Overview
This lecture explains how to find the domain of different types of functions, using interval notation and logical reasoning for polynomials, rational functions, and functions involving square roots.
Domains of Basic Functions
- The domain of a linear function (e.g., 2x - 7) is all real numbers, written as (-∞, ∞).
- The domain of a quadratic or any polynomial (e.g., x² + 3x - 5, 2x³ - 5x² + 7x - 3) is also all real numbers, (-∞, ∞).
Rational Functions
- For rational functions (fractions), the domain excludes values that make the denominator zero.
- Example: For 5/(x - 2), set x - 2 ≠0, so x ≠2; domain: (-∞, 2) ∪ (2, ∞).
- For 3x - 8/(x² - 9x + 20), factor denominator to (x - 4)(x - 5) ≠0, so x ≠4, 5; domain: (-∞, 4) ∪ (4, 5) ∪ (5, ∞).
- If the denominator never equals zero (e.g., x² + 4), the domain is (-∞, ∞).
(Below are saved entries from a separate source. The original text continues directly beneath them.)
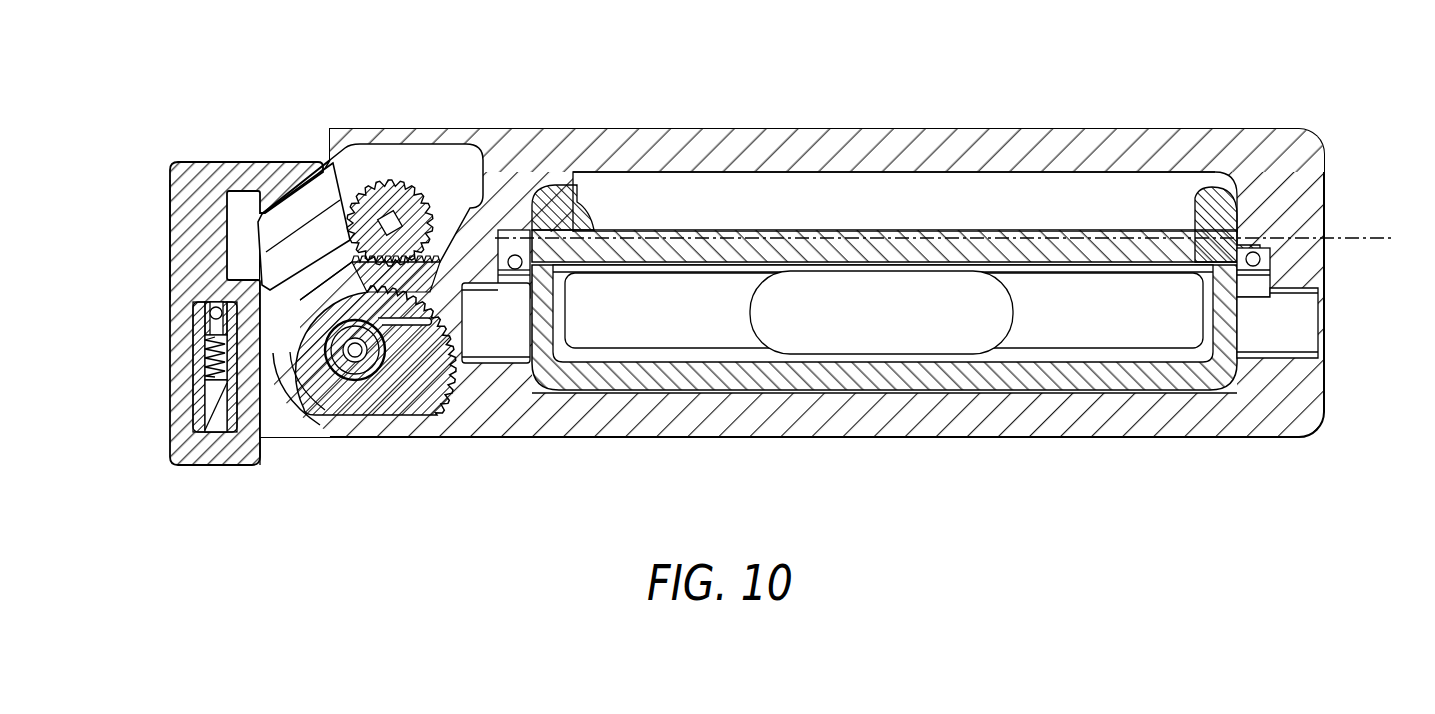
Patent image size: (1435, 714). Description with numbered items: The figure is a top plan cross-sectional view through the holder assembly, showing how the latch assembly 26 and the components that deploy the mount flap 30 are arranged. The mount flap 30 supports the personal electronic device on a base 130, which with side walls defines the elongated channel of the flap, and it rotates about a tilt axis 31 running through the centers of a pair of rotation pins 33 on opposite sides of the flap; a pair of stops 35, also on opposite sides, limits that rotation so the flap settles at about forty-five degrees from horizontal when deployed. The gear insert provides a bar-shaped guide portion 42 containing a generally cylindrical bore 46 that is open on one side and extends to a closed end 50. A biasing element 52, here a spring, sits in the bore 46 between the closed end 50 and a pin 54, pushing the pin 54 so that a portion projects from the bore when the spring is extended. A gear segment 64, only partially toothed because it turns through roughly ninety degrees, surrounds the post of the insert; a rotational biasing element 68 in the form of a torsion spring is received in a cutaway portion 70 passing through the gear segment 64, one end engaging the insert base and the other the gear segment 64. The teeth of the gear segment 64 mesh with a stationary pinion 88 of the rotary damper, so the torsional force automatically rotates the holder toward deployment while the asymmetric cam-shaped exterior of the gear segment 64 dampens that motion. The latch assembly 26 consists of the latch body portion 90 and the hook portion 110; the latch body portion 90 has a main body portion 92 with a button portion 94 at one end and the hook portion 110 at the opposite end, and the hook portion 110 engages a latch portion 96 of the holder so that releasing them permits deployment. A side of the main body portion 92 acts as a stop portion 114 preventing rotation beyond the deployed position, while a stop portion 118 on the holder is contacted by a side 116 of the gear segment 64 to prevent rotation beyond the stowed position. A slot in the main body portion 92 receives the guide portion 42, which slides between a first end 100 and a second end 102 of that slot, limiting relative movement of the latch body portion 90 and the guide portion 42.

The latch assembly 26 is at (302, 130).
The mount flap 30 is at (619, 230).
The tilt axis 31 is at (1360, 237).
The rotation pins 33 is at (1255, 235).
The stops 35 is at (565, 192).
The guide portion 42 is at (197, 343).
The bore 46 is at (203, 372).
The closed end 50 is at (198, 302).
The biasing element 52 is at (203, 375).
The pin 54 is at (203, 423).
The gear segment 64 is at (367, 387).
The rotational biasing element 68 is at (413, 320).
The cutaway portion 70 is at (400, 327).
The pinion 88 is at (413, 197).
The latch body portion 90 is at (170, 203).
The main body portion 92 is at (172, 317).
The button portion 94 is at (185, 467).
The latch portion 96 is at (350, 275).
The first end 100 is at (215, 420).
The second end 102 is at (212, 325).
The hook portion 110 is at (265, 160).
The stop portion 114 is at (255, 457).
The side 116 is at (307, 199).
The stop portion 118 is at (278, 357).
The base 130 is at (1107, 327).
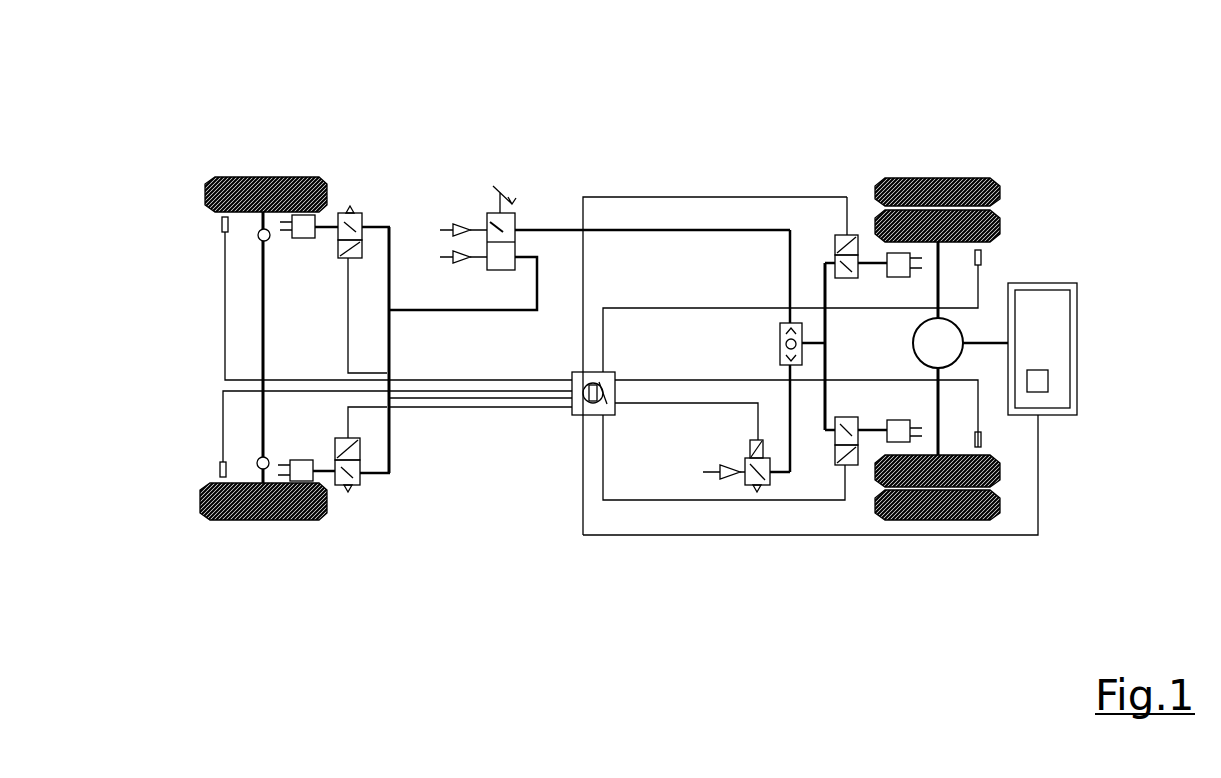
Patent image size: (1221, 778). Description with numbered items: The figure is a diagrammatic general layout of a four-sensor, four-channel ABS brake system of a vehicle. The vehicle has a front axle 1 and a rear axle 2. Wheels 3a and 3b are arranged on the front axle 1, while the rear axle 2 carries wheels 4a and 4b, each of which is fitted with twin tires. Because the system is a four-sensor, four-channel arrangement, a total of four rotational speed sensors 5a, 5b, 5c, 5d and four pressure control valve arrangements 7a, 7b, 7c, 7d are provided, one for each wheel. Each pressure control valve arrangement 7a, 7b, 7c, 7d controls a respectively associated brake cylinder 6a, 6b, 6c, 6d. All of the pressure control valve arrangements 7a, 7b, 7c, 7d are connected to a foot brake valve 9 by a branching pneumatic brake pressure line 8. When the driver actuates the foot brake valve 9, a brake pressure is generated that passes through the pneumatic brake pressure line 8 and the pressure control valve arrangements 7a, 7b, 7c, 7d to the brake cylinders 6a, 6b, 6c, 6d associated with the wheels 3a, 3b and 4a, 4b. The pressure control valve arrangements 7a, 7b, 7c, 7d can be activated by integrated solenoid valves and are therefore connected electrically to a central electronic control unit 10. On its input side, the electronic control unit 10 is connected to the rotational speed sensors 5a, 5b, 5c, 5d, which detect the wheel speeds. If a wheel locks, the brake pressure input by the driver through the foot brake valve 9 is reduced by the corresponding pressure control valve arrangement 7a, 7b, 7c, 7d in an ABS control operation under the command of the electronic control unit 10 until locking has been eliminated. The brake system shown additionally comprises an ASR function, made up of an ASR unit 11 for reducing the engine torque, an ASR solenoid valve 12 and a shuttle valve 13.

The front axle 1 is at (274, 140).
The rear axle 2 is at (953, 140).
The wheel 3a is at (205, 190).
The wheel 3b is at (200, 503).
The wheel 4a is at (1000, 195).
The wheel 4b is at (1000, 503).
The rotational speed sensor 5a is at (222, 226).
The rotational speed sensor 5b is at (220, 467).
The rotational speed sensor 5c is at (983, 258).
The rotational speed sensor 5d is at (983, 440).
The brake cylinder 6a is at (305, 238).
The brake cylinder 6b is at (300, 460).
The brake cylinder 6c is at (897, 277).
The brake cylinder 6d is at (898, 420).
The pressure control valve arrangement 7a is at (346, 257).
The pressure control valve arrangement 7b is at (345, 462).
The pressure control valve arrangement 7c is at (845, 278).
The pressure control valve arrangement 7d is at (845, 417).
The pneumatic brake pressure line 8 is at (683, 230).
The foot brake valve 9 is at (487, 223).
The electronic control unit 10 is at (578, 403).
The ASR unit 11 is at (1050, 352).
The ASR solenoid valve 12 is at (758, 470).
The shuttle valve 13 is at (780, 348).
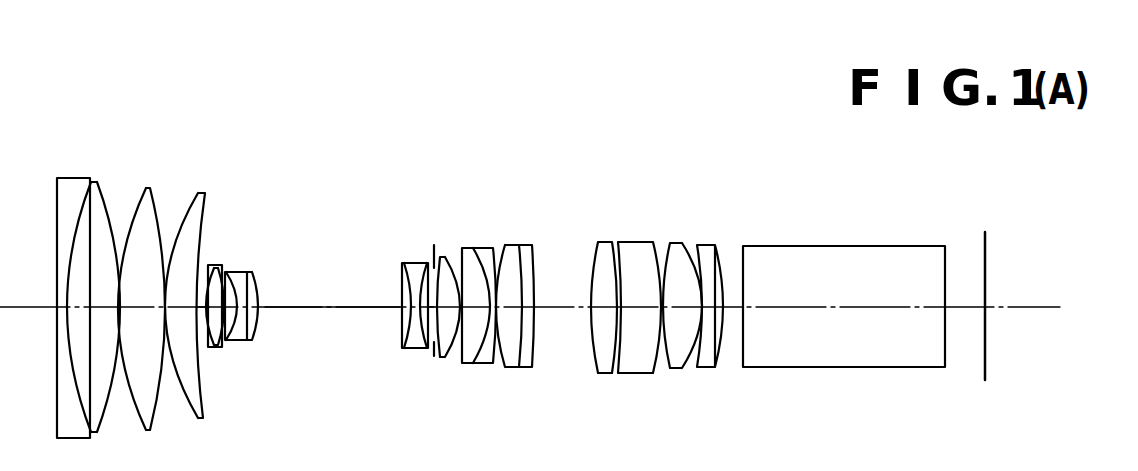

Functions with Square Roots
- For even-indexed roots, set the expression inside the root ≥ 0.
- Example: √(x - 4), set x - 4 ≥ 0 ⇒ x ≥ 4; domain: [4, ∞).
- For √(x² + 3x - 28), factor to (x - 4)(x + 7) ≥ 0; solution: x ≤ -7 or x ≥ 4; domain: (-∞, -7] ∪ [4, ∞).
Rational Functions with Square Roots
- If the square root is in the denominator, set inside > 0 (can't be zero).
- Example: 1/√(x + 3), x + 3 > 0 ⇒ x > -3; domain: (-3, ∞).
- If the square root is in the numerator, set inside ≥ 0.
- For fractions with roots in both numerator and denominator, determine valid regions for both and find their intersection.
Key Terms & Definitions
- Domain — Set of all possible x-values for which a function is defined.
- Interval Notation — Way of writing domains using parentheses for exclusive and brackets for inclusive endpoints.
- Rational Function — Function that is the ratio of two polynomials.
- Even-Indexed Root — Root with an even number (like square root); expression inside must be non-negative.
Action Items / Next Steps
- Practice finding domains for mixed types of functions.
- Review factoring and interval notation.
- Try setting up number lines for more complex domain questions.